Arsenal, of course, can regain top spot by beating Chelsea on Tuesday night. Mikel Arteta is desperate for his young side to keep going until the final day, and perhaps he will motivate them by claiming he saw signs of a City choke. Fulham had certainly given the champions a tougher time than Arsenal, Bayern Munich and Liverpool managed – and Pep Guardiola must have been relieved to hear the final whistle after eight minutes of stoppage time.
There was a flurry of pressure from a combative Fulham during the second half. The referee, Simon Hooper, was the subject of local derision after waving away appeals for a penalty for Ruben Dias’s risky challenge on Bobby Decordova-Reid. But it still ended with City clutching the points. They had weathered the storm. Unlike Arsenal, they had enough maturity and experience to hold out when the heat was on.
That they did it with Kevin De Bruyne not fit enough to take part was the scary thing. No matter. Erling Haaland scored his 50th goal in all competitions and Julián Álvarez kept City’s hopes of winning the treble alive with a spectacular winner.


Fulham made a contest of it. There was a sense that this might be a non-event when the home fans roared appreciatively at some closing down from Decordova-Reid during the opening minute, briefly interrupting a long spell of City possession. On balance it seemed a minor victory. Kyle Walker wandered to the right touchline to throw the ball back into play and City were back in motion. They moved the ball at speed, the movement a blur of red and black, and it all felt so effortless when they suddenly switched play to Jack Grealish on the opposite flank.
Fulham already looked weary. Seeing the opening, City duly unveiled a sequence they must have worked on countless times during training. First came the piercing diagonal from Grealish. It removed Antonee Robinson, Fulham’s left-back, from the equation and presented Riyad Mahrez with a choice between trying to score with an angled volley or following the tried and trusted Guardiola method of playing one more pass.
Mahrez’s prioritising of the team was a reminder of why City function so smoothly. Álvarez controlled Mahrez’s cushioned pass and Tim Ream bumped him over. There were 89 seconds on the clock and nobody of a Fulham persuasion could be bothered protesting when Hooper pointed to the spot. Even the crowd’s attempts to put Haaland off felt doomed. He had blazed a penalty over against Bayern Munich; this one was drilled low, hard and emphatically past Bernd Leno.
The statistics came flooding in at that point.
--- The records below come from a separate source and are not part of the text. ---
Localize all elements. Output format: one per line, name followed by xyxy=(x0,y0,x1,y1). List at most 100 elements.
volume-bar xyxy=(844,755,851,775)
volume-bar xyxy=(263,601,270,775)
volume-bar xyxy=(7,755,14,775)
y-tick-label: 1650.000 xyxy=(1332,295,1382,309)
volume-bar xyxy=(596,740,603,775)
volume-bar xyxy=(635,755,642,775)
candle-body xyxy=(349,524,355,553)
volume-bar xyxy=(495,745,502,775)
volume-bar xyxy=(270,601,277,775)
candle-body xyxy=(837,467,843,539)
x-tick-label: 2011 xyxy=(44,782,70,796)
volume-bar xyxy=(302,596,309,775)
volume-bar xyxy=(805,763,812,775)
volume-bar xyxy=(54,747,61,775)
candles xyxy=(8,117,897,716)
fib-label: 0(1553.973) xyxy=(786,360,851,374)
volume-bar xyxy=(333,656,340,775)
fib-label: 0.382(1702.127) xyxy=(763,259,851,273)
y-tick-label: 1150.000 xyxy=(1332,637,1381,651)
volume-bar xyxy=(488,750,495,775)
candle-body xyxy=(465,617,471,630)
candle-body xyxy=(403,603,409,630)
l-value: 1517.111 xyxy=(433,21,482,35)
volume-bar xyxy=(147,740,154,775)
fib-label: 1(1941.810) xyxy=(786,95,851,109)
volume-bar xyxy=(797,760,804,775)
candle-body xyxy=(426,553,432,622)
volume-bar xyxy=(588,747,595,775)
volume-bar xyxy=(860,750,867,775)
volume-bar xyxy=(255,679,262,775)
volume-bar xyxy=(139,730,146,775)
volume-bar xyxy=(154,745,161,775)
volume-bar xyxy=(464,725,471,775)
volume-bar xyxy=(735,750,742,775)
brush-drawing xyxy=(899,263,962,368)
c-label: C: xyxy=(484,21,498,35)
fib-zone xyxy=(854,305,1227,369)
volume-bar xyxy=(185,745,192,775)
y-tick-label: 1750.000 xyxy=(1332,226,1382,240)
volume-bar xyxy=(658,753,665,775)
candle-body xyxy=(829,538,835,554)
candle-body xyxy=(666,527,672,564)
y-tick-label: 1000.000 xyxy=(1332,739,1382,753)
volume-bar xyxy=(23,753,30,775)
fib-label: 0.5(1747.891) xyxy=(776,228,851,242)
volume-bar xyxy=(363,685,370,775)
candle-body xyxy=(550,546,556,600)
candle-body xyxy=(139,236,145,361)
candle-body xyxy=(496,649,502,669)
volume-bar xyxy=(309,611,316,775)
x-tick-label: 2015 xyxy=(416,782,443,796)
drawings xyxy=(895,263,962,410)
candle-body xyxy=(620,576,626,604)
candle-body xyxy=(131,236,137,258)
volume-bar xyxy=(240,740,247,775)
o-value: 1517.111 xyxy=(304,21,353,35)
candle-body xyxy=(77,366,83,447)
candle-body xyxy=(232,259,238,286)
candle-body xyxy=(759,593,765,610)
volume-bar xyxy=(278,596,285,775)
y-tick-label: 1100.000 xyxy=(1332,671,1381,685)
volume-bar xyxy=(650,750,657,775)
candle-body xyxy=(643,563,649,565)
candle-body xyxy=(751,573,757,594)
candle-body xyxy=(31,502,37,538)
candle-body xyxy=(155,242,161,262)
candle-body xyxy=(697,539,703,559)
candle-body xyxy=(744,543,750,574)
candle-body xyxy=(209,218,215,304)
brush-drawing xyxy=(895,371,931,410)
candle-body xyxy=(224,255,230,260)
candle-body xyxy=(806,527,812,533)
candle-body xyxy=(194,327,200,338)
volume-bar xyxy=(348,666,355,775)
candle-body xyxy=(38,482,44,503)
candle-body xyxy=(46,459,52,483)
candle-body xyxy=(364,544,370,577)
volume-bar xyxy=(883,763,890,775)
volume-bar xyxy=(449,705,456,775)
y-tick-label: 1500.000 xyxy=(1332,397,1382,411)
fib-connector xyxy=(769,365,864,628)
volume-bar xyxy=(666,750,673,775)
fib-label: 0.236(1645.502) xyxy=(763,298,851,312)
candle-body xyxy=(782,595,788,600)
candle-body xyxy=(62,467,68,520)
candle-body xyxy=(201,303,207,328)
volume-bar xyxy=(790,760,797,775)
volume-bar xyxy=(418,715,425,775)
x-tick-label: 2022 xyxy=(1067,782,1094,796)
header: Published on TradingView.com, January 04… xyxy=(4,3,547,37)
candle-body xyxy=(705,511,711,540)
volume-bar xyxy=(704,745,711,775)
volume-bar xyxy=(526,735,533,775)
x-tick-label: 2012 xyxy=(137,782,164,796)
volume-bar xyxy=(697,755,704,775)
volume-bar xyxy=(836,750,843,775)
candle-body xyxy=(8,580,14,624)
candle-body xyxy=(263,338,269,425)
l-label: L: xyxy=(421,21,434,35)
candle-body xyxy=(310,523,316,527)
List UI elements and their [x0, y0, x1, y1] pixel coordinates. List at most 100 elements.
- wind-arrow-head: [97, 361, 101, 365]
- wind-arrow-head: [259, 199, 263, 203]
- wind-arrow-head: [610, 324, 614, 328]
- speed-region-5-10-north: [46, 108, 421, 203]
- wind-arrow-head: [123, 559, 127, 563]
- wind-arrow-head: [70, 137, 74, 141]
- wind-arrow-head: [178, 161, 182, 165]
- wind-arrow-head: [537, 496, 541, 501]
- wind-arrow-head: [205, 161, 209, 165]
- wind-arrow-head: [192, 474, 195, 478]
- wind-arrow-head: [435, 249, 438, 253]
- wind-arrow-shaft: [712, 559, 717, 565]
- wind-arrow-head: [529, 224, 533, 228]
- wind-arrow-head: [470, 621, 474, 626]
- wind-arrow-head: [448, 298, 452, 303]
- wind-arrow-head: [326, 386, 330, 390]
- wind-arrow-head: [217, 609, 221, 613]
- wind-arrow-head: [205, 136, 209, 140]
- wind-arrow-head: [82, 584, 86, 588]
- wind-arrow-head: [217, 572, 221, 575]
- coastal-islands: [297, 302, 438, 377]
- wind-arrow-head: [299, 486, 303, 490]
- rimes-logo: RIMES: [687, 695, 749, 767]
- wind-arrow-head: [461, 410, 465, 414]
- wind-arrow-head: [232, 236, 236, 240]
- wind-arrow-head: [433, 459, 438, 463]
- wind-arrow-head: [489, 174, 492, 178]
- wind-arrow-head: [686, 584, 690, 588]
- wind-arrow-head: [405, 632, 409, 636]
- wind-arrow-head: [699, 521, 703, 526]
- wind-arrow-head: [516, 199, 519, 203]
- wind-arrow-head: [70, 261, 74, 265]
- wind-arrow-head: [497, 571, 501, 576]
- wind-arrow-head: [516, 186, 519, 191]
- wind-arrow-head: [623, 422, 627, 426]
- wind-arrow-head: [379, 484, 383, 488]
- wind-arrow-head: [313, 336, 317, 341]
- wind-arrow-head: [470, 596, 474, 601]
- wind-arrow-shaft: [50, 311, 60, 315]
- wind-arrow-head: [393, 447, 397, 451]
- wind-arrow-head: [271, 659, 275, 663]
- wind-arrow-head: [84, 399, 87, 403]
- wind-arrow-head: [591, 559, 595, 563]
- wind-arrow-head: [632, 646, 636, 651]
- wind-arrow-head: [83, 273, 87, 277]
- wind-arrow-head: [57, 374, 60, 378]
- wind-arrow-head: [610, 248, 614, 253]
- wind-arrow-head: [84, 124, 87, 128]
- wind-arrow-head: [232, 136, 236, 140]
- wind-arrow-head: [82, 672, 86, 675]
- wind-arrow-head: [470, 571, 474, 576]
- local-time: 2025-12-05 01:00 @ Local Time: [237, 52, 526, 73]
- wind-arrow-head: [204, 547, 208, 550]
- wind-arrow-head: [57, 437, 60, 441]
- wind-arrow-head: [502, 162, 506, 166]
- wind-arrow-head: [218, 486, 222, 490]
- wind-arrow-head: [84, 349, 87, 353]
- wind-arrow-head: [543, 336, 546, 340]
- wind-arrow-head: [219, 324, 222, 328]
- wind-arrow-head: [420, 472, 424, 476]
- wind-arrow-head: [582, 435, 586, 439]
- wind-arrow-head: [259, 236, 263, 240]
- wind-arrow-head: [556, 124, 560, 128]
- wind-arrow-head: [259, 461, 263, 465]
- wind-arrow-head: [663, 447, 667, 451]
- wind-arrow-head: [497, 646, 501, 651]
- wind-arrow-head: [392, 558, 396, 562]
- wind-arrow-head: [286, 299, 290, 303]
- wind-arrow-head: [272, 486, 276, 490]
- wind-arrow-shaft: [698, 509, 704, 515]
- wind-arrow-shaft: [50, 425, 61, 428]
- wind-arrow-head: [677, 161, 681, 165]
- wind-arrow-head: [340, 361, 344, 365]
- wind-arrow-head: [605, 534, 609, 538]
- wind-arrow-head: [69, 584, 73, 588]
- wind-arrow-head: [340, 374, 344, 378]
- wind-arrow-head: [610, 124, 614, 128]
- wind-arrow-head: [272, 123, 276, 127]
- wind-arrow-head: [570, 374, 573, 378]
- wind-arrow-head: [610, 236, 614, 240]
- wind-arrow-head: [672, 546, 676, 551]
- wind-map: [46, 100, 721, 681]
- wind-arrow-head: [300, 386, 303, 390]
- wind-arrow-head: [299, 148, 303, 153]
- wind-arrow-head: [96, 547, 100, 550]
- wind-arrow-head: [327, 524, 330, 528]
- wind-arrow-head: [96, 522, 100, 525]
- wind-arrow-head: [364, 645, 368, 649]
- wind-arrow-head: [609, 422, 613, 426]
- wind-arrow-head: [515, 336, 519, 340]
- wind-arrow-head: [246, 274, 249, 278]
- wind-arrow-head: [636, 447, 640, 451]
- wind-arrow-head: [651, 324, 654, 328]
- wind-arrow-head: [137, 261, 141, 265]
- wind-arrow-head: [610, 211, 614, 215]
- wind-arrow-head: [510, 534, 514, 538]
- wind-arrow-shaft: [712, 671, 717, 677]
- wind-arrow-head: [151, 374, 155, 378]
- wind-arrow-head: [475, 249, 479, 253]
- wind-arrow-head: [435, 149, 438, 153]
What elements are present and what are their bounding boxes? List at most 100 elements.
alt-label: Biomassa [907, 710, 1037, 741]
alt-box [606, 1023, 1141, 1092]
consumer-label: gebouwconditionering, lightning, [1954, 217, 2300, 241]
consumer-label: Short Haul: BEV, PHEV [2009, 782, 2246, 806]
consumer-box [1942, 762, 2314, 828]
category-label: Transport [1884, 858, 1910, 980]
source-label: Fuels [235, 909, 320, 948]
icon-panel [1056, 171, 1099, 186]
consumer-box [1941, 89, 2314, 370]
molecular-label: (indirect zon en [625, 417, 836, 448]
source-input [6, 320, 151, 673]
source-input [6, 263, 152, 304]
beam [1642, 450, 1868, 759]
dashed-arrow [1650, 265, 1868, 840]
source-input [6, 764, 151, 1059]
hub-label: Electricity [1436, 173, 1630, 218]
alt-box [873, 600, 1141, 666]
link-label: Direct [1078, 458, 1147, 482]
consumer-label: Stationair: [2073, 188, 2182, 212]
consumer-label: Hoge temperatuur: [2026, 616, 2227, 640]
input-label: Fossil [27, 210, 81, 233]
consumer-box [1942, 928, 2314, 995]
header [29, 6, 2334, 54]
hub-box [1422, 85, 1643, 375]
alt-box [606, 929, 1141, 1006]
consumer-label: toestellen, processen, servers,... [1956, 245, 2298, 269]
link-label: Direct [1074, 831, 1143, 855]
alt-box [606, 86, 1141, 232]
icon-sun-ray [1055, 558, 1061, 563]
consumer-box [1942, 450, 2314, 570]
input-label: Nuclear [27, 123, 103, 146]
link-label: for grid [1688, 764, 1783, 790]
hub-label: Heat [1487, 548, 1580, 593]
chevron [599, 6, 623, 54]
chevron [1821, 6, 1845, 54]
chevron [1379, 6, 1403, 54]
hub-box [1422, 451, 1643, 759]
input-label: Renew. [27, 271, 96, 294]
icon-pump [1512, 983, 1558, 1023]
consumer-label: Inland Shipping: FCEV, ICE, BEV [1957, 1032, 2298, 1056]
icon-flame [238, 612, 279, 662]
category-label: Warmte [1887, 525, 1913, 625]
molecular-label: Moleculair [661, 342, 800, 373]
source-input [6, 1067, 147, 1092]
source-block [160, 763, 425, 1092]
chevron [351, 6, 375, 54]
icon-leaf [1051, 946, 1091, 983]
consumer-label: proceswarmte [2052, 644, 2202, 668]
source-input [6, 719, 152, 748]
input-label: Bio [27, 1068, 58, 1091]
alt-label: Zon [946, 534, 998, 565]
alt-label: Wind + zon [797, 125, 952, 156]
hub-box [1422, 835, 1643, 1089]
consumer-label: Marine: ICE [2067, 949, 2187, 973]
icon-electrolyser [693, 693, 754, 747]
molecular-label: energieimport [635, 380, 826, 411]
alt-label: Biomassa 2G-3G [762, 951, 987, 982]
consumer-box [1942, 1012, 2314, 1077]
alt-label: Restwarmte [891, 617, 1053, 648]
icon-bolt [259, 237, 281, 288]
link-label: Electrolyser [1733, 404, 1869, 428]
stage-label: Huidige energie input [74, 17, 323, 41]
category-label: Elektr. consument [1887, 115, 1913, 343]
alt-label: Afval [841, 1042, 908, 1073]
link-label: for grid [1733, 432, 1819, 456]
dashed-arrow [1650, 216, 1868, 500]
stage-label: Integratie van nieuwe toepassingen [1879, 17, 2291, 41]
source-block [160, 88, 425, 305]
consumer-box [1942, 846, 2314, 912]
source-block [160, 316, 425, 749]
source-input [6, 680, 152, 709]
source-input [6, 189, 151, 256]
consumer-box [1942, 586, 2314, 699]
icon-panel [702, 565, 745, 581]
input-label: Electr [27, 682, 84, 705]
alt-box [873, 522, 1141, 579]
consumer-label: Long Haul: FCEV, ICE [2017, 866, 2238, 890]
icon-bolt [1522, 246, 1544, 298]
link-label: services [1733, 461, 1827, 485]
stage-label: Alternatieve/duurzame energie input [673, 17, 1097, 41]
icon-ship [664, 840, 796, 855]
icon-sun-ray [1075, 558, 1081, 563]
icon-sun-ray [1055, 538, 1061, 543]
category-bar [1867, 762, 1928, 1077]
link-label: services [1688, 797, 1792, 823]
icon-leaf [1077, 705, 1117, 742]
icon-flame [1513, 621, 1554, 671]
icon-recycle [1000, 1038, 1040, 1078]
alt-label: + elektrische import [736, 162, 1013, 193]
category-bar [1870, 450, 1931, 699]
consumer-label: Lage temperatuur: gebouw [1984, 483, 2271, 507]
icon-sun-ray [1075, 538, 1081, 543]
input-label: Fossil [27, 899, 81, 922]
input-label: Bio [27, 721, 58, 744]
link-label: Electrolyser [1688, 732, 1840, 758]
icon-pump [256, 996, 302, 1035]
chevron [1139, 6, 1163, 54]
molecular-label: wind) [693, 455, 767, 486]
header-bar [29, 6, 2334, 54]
It was Haaland’s 34th goal in 32 league games, equalling the records set by Andy Cole in 1993-94 and Alan Shearer in 1994-95. A reminder: the division contained 22 teams when Cole and Shearer were banging them in.
There is no end to Haaland’s appetite for goals, though the Norwegian has also been honing the other parts of his game under Guardiola. After 14 minutes he turned creator, dodging a couple of challenges and finding Grealish, who let Fulham off the hook by shooting straight at Leno.
A second goal was surely on the way. Out of nowhere, though, Fulham started to offer some resistance. Robinson, who was being given a torrid time, lifted the intensity when he raced back to stop Mahrez bursting through on goal. The crowd needed to see that defiance.